Alguna vez el fútbol se rigió por el criterio de estilo: una noción estética, no deportiva. Fue ese momento bendito en que el fútbol rozó asintóticamente la belleza pura, y por poco fue poesía, música y danza. Bastaba ver jugar tres minutos a Pelé, Garrincha, Rivelino, Cruyff, Beckenbauer, para darse cuenta de que eran ellos (aún cuando jugasen con máscaras y uniformes que no pertenecieran a sus equipos). Tenían una “caligrafía”, una “escritura” futbolística. Un párrafo de Cervantes, Proust o Márquez basta para reconocerlos: su identidad estilística es inconfundible.
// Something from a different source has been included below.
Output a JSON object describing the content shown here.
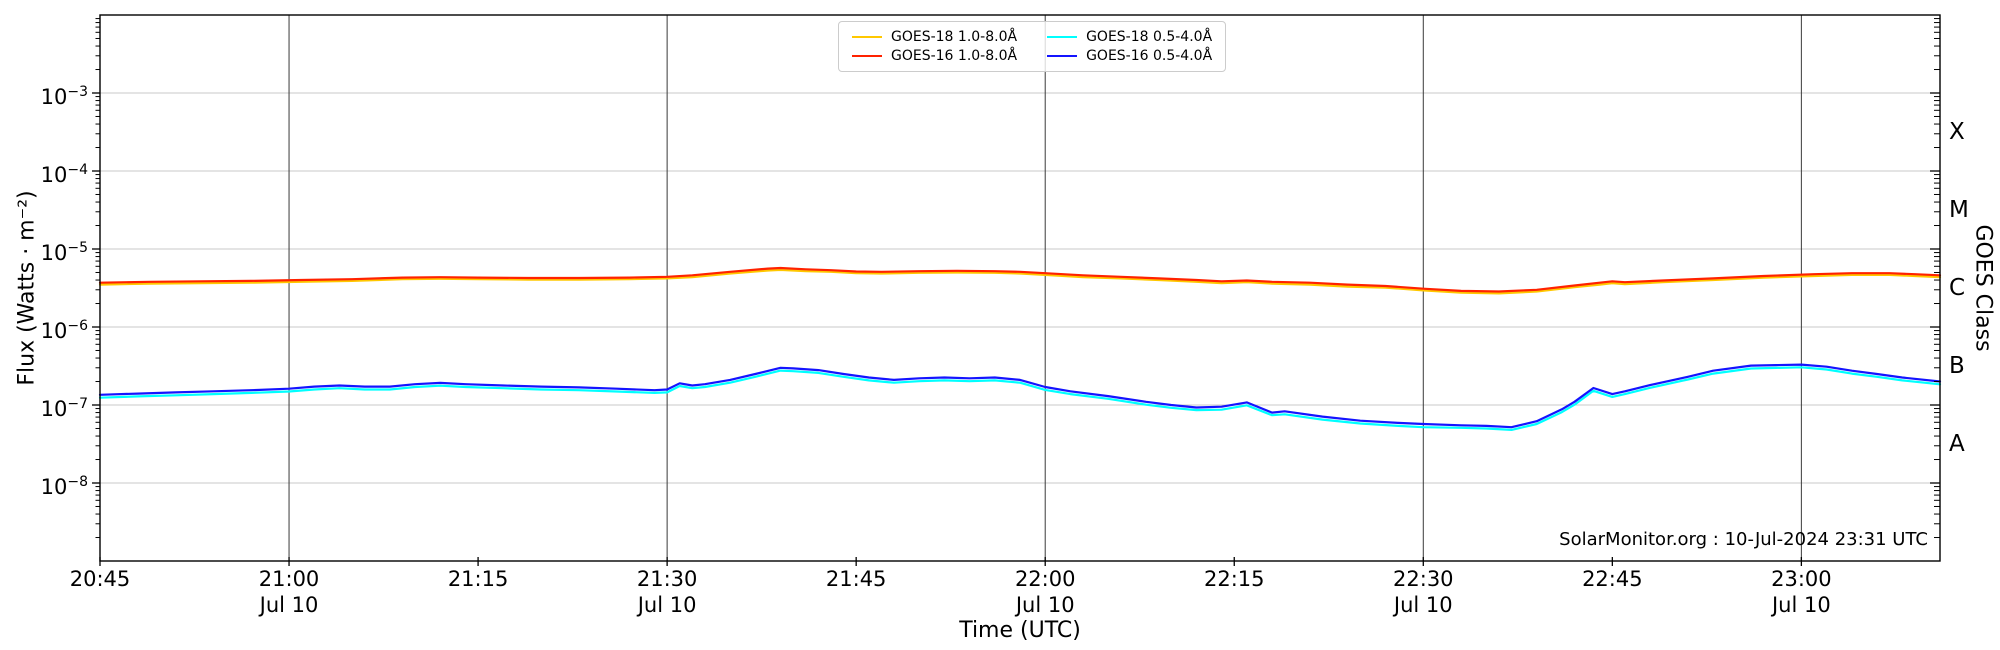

Hoy todo el mundo juega igual. El fútbol se ha globalizado, homogeneizado, pasteurizado. El talento individual, la especificidad de los estilos se ha evaporado. Yo no dudo que Schweinsteiger sea un buen futbolista; pero no hay un “estilo Schweinsteiger”, como sí había un “estilo Rivelino”, que se reconocía desde el instante mismo en que recibía, enganchaba el balón, y se enfilaba hacia el arco rival. En el fútbol actual tenemos mil Schweinsteigers, y ni un solo Rivelino.
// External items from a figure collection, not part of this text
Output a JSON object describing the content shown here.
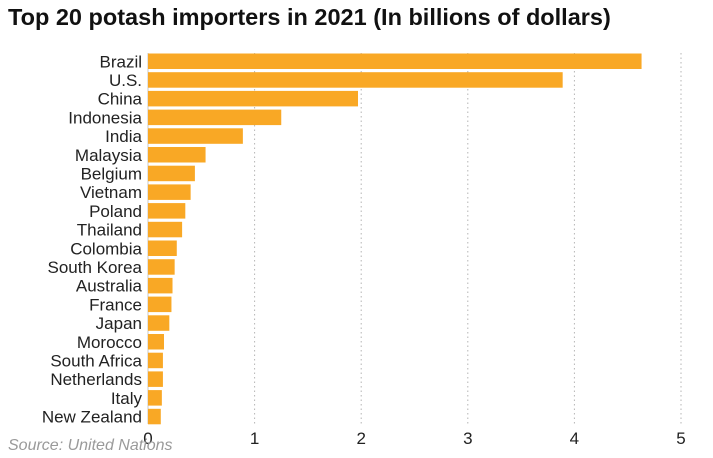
{
  "chart_data": {
    "type": "bar",
    "orientation": "horizontal",
    "title": "Top 20 potash importers in 2021 (In billions of dollars)",
    "categories": [
      "Brazil",
      "U.S.",
      "China",
      "Indonesia",
      "India",
      "Malaysia",
      "Belgium",
      "Vietnam",
      "Poland",
      "Thailand",
      "Colombia",
      "South Korea",
      "Australia",
      "France",
      "Japan",
      "Morocco",
      "South Africa",
      "Netherlands",
      "Italy",
      "New Zealand"
    ],
    "values": [
      4.63,
      3.89,
      1.97,
      1.25,
      0.89,
      0.54,
      0.44,
      0.4,
      0.35,
      0.32,
      0.27,
      0.25,
      0.23,
      0.22,
      0.2,
      0.15,
      0.14,
      0.14,
      0.13,
      0.12
    ],
    "x_ticks": [
      "0",
      "1",
      "2",
      "3",
      "4",
      "5"
    ],
    "xlim": [
      0,
      5
    ],
    "xlabel": "",
    "ylabel": "",
    "grid": "vertical dotted",
    "bar_color": "#f9a825",
    "source": "Source: United Nations"
  }
}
El fútbol propende al jugador genérico, impersonal, polifuncional, grisáceo, burocrático, mecanizado: una pieza de engranaje, una tuerca, una polea. Distópicamente, vaticino el advenimiento de un futbolista robótico, capaz de desempeñar cualquier rol, pero ninguno de manera egregia, distintiva, singular, excelsa. Será un oficioso, esforzado peón, no un artista. Su polifuncionalidad se cotizará bien en el mercado y estará en demanda en los equipos adeptos al fútbol vertiginoso, muscular, carente de inspiración, ángel y duende (García Lorca). Un fútbol sin magia. Y la gente aplaudirá como focas, porque jamás vieron a Sócrates hacer un pase de taco de 20 metros, a Rivelino ejecutar “el elástico”, o a Beckenbauer salir majestuosamente desde la defensa, la cabeza en alto, larga la zancada, bello y altivo como una bandera. Quien nunca vio un altar, ante un horno viejo se persigna.